I have text like this -
This is a test text. <span> with bold </span> and with <span> italic </span> and so on and so forth.
Now, I am using this regex to identify all html <[^>]*>
I am then replacing all of the html with empty strings, so the result would be like this
This is a test text. with bold and with italic and so and so forth.
In the above text, I want to identify text, say, "italic" and insert special tags around it and then reconstruct the original text. So, the result would be
This is a test text. <span> with bold </span> and with <span> <span class='special'>italic</span> </span> and so on and so forth.

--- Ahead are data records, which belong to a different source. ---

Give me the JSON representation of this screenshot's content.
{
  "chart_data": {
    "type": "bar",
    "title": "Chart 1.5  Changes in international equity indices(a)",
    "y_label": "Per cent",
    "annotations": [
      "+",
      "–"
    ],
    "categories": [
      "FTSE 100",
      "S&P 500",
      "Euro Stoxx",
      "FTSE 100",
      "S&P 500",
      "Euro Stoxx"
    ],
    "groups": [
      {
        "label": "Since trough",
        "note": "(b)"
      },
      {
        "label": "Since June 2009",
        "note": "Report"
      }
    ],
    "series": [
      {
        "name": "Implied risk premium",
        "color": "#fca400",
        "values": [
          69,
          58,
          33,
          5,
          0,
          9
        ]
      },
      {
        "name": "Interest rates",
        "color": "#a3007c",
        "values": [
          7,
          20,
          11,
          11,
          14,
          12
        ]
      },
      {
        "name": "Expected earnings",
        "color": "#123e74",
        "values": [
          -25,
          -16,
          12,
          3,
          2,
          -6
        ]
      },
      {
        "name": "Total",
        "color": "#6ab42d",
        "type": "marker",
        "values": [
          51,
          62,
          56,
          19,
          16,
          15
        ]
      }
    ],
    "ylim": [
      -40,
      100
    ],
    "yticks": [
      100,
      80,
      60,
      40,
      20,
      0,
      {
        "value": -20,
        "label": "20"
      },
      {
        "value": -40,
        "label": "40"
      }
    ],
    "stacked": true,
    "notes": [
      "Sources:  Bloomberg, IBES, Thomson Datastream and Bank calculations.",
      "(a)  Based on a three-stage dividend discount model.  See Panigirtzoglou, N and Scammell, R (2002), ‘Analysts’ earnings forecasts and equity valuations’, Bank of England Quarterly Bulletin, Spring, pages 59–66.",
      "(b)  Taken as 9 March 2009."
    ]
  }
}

I am creating code that gets the matcher.start() and matcher.end() to make a list of all the html tags, then I am thinking about reconstrucing based on this list. Is there a better way to doing it? How would you solve it?
EDIT
The reason for searching for text after replacing html is because, the html interfers with the text I am looking for. So for instance, it could be like this
This is a test text. <span> with bold </span> and with <span> it</span>al<span>ic </span> and so on and so forth.
EDIT2
This is not a duplicate question like it is being suggested. Imagine a scenario, where you need to highlight the html that you see on screen, by doing nothing but adding a simple span with background color of yellow to the text of your choice. Now, imagine that this text is the word italic, but it appears as <span>ita</span>l<span>ic</span>
. My question is how would you find that word and then add span around it?
EDIT3 Final edit to simplify the problem statement. I hope this makes it clear. This is the input -
This is a test text with <span>it<span>al<span>ic</span> and etc.
This is the expected output -
This is a test text with <span class='highlight'><span>it<span>al<span>ic</span></span> and etc.